Ce qui frappe surtout, pendant le film, et quelques heures après, si on se donne le temps d’y réfléchir, est la richesse des thèmes brassés par le livre de Frank Herbert, dont la moindre des qualités de Denis Villeneuve est de lui être très fidèle. Des étudiants en cinéma après des générations d’étudiants en littérature en feront, espérons-le, leur miel et consacreront leurs mémoires à :

  • « Une lecture géopolitique de Dune : empire, colonisation et lutte de libération nationale » : la lutte des Fremen contre les Harkkonen qui ont fait main basse sur leur planète et, derrière eux, contre l’Empereur qui a armé leurs bras, peut se lire comme une métaphore des guerres de libération menées au Vietnam ou en Afghanistan.
  • « L’orientalisme de Dune » : la religion pratiquée par les Fremen n’est pas sans présenter bien des points commun avec l’Islam, tout comme leur mode de vie dans le désert pourrait rappeler celui des tribus nomades de la péninsule arabique aux temps du Prophète.
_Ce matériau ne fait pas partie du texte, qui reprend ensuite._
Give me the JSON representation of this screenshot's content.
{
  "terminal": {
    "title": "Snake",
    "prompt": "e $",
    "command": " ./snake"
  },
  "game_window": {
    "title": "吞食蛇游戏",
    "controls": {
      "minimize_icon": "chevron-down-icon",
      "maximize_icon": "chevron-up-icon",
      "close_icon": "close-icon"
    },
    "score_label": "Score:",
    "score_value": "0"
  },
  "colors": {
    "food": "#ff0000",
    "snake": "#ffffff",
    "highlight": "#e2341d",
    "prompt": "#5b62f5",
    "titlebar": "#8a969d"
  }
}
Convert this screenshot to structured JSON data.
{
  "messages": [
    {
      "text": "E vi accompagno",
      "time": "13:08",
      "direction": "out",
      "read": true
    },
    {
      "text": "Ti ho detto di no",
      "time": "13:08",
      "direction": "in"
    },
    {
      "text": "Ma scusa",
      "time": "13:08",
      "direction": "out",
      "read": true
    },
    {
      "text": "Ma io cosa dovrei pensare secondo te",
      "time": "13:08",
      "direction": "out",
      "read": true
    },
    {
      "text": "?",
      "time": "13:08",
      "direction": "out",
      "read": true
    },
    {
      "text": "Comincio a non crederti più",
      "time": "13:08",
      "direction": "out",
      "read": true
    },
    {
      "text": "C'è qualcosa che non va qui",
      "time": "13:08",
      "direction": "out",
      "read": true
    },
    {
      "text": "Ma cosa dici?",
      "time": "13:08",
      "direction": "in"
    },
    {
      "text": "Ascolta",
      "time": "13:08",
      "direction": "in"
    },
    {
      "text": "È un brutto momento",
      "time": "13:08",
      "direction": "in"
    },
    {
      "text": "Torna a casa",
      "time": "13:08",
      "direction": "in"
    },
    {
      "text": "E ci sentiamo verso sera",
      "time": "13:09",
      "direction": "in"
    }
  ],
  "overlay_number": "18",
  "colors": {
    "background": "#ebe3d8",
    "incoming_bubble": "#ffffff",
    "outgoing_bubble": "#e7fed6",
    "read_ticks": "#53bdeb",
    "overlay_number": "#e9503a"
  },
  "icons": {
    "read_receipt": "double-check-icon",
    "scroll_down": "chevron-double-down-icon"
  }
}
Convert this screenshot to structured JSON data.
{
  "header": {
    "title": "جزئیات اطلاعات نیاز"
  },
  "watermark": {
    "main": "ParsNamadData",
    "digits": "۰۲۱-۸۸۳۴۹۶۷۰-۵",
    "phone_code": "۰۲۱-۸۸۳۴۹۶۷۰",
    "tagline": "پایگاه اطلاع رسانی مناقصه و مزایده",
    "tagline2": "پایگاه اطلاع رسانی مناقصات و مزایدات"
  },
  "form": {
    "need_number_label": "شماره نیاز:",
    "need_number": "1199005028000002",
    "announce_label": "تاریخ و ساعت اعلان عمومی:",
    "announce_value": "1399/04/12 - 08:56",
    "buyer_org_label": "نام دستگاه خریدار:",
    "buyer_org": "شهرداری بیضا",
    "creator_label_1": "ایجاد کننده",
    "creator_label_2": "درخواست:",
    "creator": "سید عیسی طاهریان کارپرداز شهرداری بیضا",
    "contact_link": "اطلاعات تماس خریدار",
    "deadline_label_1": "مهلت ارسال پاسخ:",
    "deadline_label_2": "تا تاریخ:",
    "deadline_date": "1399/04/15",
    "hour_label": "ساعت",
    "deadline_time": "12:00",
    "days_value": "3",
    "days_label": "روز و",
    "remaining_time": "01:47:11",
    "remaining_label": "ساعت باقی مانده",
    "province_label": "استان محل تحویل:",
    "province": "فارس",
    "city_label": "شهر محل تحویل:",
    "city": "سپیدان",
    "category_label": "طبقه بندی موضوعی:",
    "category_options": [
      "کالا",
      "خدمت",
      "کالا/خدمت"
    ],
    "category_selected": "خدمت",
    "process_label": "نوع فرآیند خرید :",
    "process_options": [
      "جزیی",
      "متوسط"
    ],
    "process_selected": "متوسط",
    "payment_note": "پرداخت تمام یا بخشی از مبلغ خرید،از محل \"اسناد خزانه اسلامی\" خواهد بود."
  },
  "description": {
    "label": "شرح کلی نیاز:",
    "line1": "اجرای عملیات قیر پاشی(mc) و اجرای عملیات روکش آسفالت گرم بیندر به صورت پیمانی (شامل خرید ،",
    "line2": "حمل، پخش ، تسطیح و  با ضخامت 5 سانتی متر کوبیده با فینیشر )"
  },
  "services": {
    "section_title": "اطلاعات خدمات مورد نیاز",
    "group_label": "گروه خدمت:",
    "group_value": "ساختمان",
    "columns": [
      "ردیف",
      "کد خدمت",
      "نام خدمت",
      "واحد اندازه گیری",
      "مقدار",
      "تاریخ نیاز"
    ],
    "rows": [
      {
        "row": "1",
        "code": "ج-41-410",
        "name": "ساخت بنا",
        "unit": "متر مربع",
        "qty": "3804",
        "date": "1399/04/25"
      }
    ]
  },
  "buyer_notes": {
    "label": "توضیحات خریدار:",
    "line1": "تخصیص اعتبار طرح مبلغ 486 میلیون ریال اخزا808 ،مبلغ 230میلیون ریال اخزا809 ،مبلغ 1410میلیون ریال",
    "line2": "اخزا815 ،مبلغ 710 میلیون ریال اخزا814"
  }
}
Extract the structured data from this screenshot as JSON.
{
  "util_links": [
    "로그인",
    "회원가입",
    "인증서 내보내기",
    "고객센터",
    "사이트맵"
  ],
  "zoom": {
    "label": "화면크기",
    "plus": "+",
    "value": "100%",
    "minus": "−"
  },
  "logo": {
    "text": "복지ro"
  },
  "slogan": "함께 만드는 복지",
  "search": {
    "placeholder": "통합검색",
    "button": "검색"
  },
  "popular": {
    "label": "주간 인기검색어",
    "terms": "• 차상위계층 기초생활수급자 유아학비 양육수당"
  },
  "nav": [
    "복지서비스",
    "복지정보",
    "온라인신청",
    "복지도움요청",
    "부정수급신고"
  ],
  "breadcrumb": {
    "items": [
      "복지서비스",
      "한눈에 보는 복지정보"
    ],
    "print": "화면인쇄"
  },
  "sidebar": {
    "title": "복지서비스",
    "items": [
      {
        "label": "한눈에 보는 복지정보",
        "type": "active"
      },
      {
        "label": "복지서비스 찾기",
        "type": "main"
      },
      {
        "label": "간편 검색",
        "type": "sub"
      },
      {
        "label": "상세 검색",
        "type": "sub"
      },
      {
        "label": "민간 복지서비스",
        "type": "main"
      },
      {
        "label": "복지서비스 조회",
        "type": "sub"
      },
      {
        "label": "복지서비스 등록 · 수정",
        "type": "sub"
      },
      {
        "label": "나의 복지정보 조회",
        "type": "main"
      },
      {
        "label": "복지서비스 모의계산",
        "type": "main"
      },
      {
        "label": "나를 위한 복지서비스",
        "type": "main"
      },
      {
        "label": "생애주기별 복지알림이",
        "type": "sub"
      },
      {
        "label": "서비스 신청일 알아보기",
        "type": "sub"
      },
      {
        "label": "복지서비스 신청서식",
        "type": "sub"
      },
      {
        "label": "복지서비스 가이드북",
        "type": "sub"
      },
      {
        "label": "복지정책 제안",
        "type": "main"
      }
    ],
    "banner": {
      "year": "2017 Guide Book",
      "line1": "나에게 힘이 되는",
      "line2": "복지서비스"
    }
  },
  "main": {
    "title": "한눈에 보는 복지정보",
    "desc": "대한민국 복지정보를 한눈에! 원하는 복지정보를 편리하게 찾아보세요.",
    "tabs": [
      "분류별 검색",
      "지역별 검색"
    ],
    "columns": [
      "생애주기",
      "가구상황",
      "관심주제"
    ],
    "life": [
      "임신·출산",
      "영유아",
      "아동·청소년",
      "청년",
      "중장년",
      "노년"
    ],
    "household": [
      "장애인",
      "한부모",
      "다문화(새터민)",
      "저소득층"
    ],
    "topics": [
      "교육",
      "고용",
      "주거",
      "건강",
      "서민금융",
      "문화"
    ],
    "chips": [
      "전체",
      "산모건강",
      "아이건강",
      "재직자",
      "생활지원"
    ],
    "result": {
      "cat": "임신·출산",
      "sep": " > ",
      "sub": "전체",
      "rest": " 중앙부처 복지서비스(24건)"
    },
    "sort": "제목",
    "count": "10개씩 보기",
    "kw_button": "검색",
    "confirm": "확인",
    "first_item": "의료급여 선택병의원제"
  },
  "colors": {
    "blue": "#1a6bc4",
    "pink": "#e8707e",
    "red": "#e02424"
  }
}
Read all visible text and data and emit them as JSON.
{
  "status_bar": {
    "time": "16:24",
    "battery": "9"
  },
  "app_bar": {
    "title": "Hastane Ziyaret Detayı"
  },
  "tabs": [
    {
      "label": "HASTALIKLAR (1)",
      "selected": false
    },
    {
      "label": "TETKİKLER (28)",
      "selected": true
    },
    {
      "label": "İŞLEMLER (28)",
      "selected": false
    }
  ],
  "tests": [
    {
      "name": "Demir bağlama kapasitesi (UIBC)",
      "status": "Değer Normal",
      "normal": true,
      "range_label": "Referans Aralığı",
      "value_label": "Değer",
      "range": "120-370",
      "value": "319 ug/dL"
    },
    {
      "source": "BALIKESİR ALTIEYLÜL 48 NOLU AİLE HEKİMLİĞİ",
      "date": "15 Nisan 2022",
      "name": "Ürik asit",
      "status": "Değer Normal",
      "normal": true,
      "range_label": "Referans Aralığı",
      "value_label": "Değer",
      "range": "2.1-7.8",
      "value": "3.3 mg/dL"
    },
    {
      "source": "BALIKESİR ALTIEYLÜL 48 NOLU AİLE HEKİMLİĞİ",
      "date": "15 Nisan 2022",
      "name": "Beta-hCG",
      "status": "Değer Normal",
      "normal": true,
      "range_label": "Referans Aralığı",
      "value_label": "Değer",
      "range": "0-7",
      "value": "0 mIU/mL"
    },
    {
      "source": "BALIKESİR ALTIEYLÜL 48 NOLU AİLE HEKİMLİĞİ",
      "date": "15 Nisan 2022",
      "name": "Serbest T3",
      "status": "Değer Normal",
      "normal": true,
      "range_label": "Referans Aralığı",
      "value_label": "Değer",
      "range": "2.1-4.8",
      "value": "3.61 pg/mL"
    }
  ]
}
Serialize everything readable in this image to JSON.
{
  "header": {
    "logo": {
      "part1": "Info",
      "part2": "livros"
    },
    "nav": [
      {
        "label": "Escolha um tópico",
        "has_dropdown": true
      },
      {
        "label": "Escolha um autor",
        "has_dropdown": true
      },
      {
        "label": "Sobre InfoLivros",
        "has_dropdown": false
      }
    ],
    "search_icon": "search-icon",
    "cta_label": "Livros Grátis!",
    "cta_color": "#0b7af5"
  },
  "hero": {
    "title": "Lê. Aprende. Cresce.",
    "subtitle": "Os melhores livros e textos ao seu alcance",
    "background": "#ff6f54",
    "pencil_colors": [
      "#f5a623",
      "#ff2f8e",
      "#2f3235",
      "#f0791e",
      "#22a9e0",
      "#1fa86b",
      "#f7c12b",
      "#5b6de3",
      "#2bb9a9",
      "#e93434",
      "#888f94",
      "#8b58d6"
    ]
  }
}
Les Fremen vivent dans l’espérance du retour du Mahdi, cette figure à la fois religieuse et politique de l’Islam qui inspira des soulèvements nationalistes, par exemple au Soudan à la fin du XIXème siècle. Les Fedaykin, ces guerriers Fremen, évoquent irrésistiblement les feddayin palestiniens, qui se battent contre Israël pour la souveraineté de leur pays. La mise en avant de cette identité là, voire sa glorification, sont étonnantes dans l’Amérique post-11 septembre et surprennent de la part d’une Amérique trumpiste ouvertement pro-israélienne.
  • « Paul Atréides, Messie ou Prophète ? » : Ce sujet-là, non sans lien avec le précédent, interroge la dimension religieuse du héros de Dune. A la fois Mahomet et Moïse, il guide son peuple hors du désert vers la terre promise, ce « paradis vert » auquel rêve Stilgar (Javier Bardem), le chef Fremen. Possède-t-il une dimension christique ? se sacrifiera-t-il pour son peuple ? La troisième partie du film et la fin du roman le révèleront. Un parallèle peut aussi être esquissé avec Anakin Skylwalker, le héros de la sage Star Wars, dont on connaît [attention spoiler] la généalogie troublée.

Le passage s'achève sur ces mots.